Thompson had identified with the Republican Party since its founding in the 1850s, but in 1874 he left it to join the new Prohibition Party. The Prohibitionists, more of a movement than a party, focused their efforts on banning alcohol. Like Thompson, most party members came from pietist churches, and most were former Republicans. He was the party's nominee for the federal House of Representatives from Ohio's 12th district at a special election held that year because of the resignation of Democrat Hugh J. Jewett, as well as for the full term that would follow. Thompson lost both, receiving only a few hundred votes and losing to Democratic candidate William E. Finck. He served as chairman of the Prohibition National Convention in 1876 in Cleveland, but the young party's nominees fared poorly, winning fewer than 7000 votes nationwide.

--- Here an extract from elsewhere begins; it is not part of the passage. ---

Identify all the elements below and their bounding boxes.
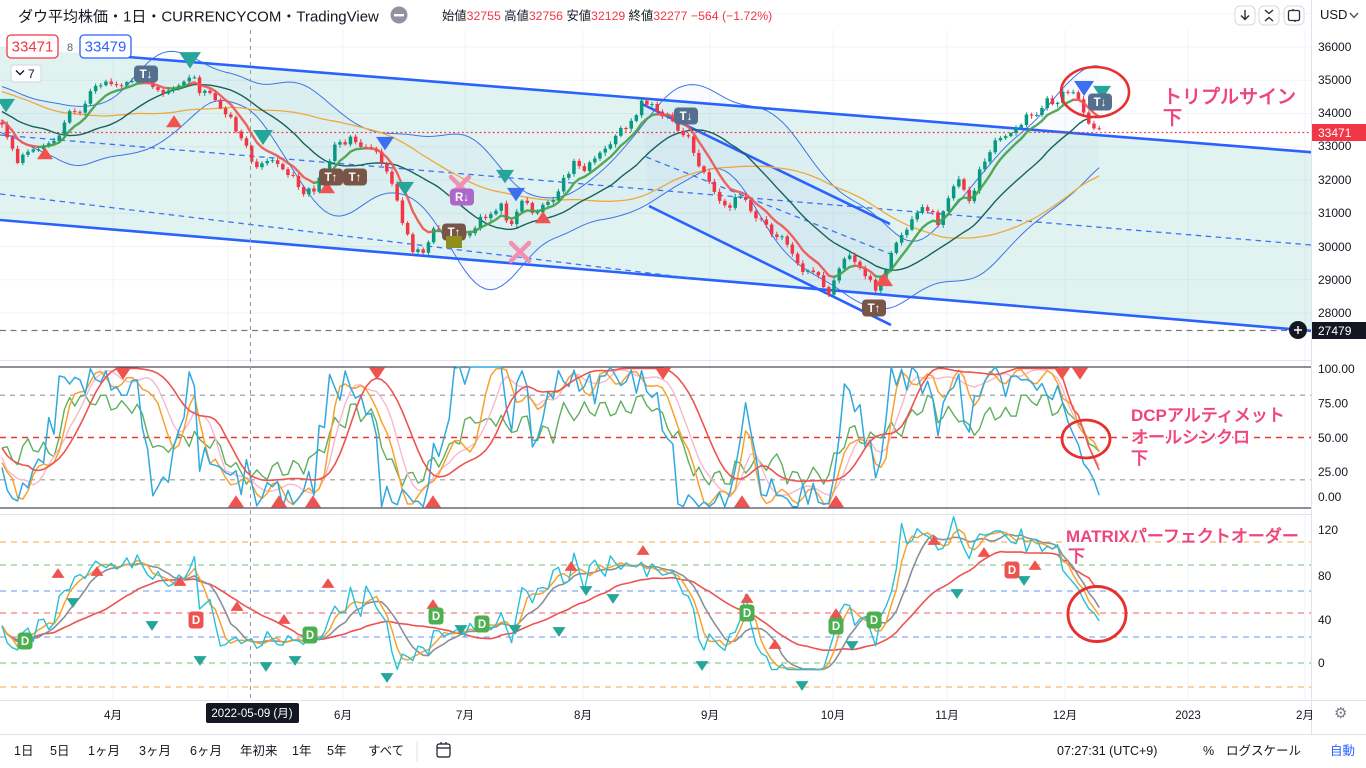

In 1880, the party nominated Thompson for vice president, joining a ticket headed by Neal Dow of Portland, Maine, the author of one of the nation's first municipal prohibition laws. Only twelve states sent delegates to the convention, and the platform they agreed on was silent on most issues of the day, focusing instead on the evils of alcohol. The Prohibitionists increased their vote total in the election that year, but still received just over 10,000 votes out of more than nine million cast. Thompson made another bid for elected office in 1887, when the Prohibition Party nominated him for Governor of Ohio. He was again unsuccessful, netting less than one percent of the vote and finishing in a distant fifth place behind the winner, Democrat Richard M. Bishop. Thompson's vote total was also surpassed by the Republican candidate, William H. West, and the candidates of two other minor parties, the Workingman Party and the Greenback Party.

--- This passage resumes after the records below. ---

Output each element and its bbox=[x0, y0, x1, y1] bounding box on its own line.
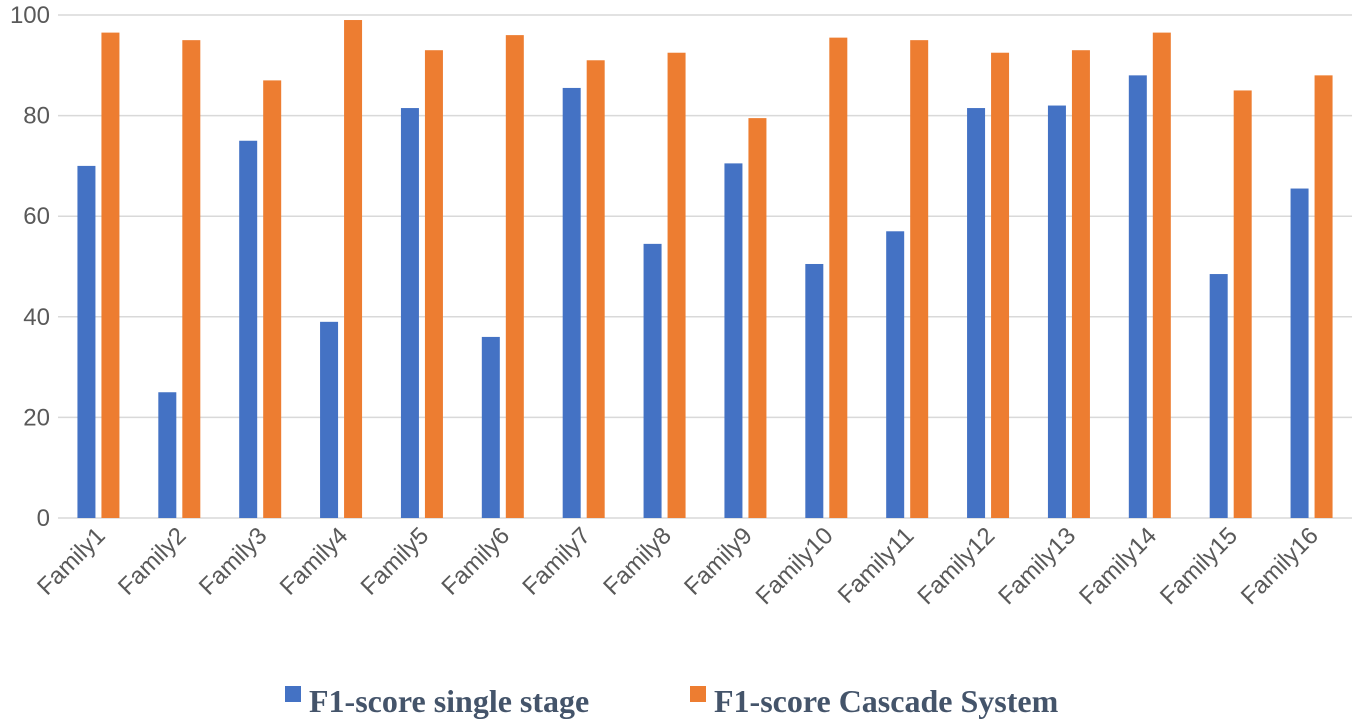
bar-cascade-system bbox=[586, 60, 605, 519]
bar-single-stage bbox=[562, 87, 581, 518]
bar-cascade-system bbox=[991, 52, 1010, 518]
x-category-label: Family8 bbox=[598, 522, 676, 600]
bar-single-stage bbox=[643, 243, 662, 519]
bar-single-stage bbox=[481, 336, 500, 518]
bar-cascade-system bbox=[424, 50, 443, 519]
legend-item: F1-score Cascade System bbox=[690, 683, 1059, 719]
x-category-label: Family2 bbox=[113, 522, 191, 600]
x-category-label: Family13 bbox=[993, 522, 1081, 610]
y-tick-label: 20 bbox=[23, 404, 50, 431]
bar-single-stage bbox=[967, 108, 986, 519]
y-tick-label: 80 bbox=[23, 103, 50, 130]
bar-single-stage bbox=[77, 165, 96, 518]
bar-cascade-system bbox=[1233, 90, 1252, 518]
bar-cascade-system bbox=[1071, 50, 1090, 519]
x-category-label: Family3 bbox=[194, 522, 272, 600]
x-category-label: Family1 bbox=[32, 522, 110, 600]
legend-swatch bbox=[285, 686, 301, 702]
legend-item: F1-score single stage bbox=[285, 683, 589, 719]
bar-cascade-system bbox=[263, 80, 282, 518]
bar-cascade-system bbox=[829, 37, 848, 518]
x-category-label: Family9 bbox=[679, 522, 757, 600]
y-tick-label: 60 bbox=[23, 203, 50, 230]
bar-cascade-system bbox=[748, 118, 767, 519]
x-category-label: Family15 bbox=[1155, 522, 1243, 610]
y-axis-tick-labels: 0 20 40 60 80 100 bbox=[10, 2, 50, 532]
x-category-label: Family10 bbox=[751, 522, 839, 610]
bar-single-stage bbox=[1290, 188, 1309, 518]
legend-label: F1-score single stage bbox=[309, 683, 589, 719]
legend-label: F1-score Cascade System bbox=[714, 683, 1059, 719]
legend-swatch bbox=[690, 686, 706, 702]
x-category-label: Family16 bbox=[1236, 522, 1324, 610]
bar-single-stage bbox=[239, 140, 258, 518]
x-category-label: Family14 bbox=[1074, 522, 1162, 610]
bar-cascade-system bbox=[1314, 75, 1333, 519]
x-category-label: Family5 bbox=[356, 522, 434, 600]
bar-single-stage bbox=[158, 392, 177, 518]
y-tick-label: 0 bbox=[37, 505, 50, 532]
bar-cascade-system bbox=[910, 40, 929, 519]
bar-cascade-system bbox=[344, 20, 363, 519]
bar-cascade-system bbox=[101, 32, 120, 518]
y-tick-label: 40 bbox=[23, 304, 50, 331]
bar-single-stage bbox=[400, 108, 419, 519]
x-category-label: Family4 bbox=[275, 522, 353, 600]
x-category-label: Family11 bbox=[833, 522, 920, 609]
bar-single-stage bbox=[320, 321, 339, 518]
legend: F1-score single stage F1-score Cascade Sy… bbox=[285, 683, 1059, 719]
bar-cascade-system bbox=[505, 35, 524, 519]
bar-single-stage bbox=[886, 231, 905, 519]
bar-cascade-system bbox=[182, 40, 201, 519]
y-tick-label: 100 bbox=[10, 2, 50, 29]
bar-cascade-system bbox=[1152, 32, 1171, 518]
bar-single-stage bbox=[1209, 274, 1228, 518]
x-category-label: Family6 bbox=[437, 522, 515, 600]
bar-single-stage bbox=[805, 263, 824, 518]
x-category-label: Family7 bbox=[517, 522, 595, 600]
bar-single-stage bbox=[1128, 75, 1147, 519]
x-axis-category-labels: Family1 Family2 Family3 Family4 Family5 Famil… bbox=[32, 522, 1324, 610]
bar-cascade-system bbox=[667, 52, 686, 518]
bar-single-stage bbox=[724, 163, 743, 518]
bars bbox=[77, 20, 1333, 519]
x-category-label: Family12 bbox=[912, 522, 1000, 610]
bar-single-stage bbox=[1047, 105, 1066, 518]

Thompson ran for Congress several more times. In 1900, he ran in Ohio's 3rd congressional district as the nominee of the Union Reform Party, which was made up of Prohibition Party members who split from the main party. He received just 0.32% of the vote, and Republican Robert M. Nevin won the election. In 1908, he ran for the same seat for the re-united Prohibition Party, but won just 0.4% of the vote, losing the election to Democrat James M. Cox. In 1910, Thompson ran for governor of Ohio. Despite the growing popularity of the idea of prohibition, the Prohibition Party candidate got just 0.77% of the vote as Democrat Judson Harmon carried the state. His final attempt at election came in Indiana's 4th congressional district, just over the Ohio border. With 2.24% of the vote, it was Thompson's best performance, but he still fell far short of victory.

==Later life==
After retiring as college president in 1886, Thompson remained active in school, party, and church affairs. He became a director of the Ohio State Archaeological and Historical Society in 1885 and prepared their exhibit at the World's Columbian Exposition in Chicago in 1893. He wrote several books on church topics, including Our Bishops: A Sketch of the Origin and Growth of the Church of the United Brethren in Christ, published in 1889. In 1901, he was elected editor of the United Brethren Review. He died in Dayton, Ohio on July 8, 1920, and was buried at Westerville, Ohio's Otterbein Cemetery.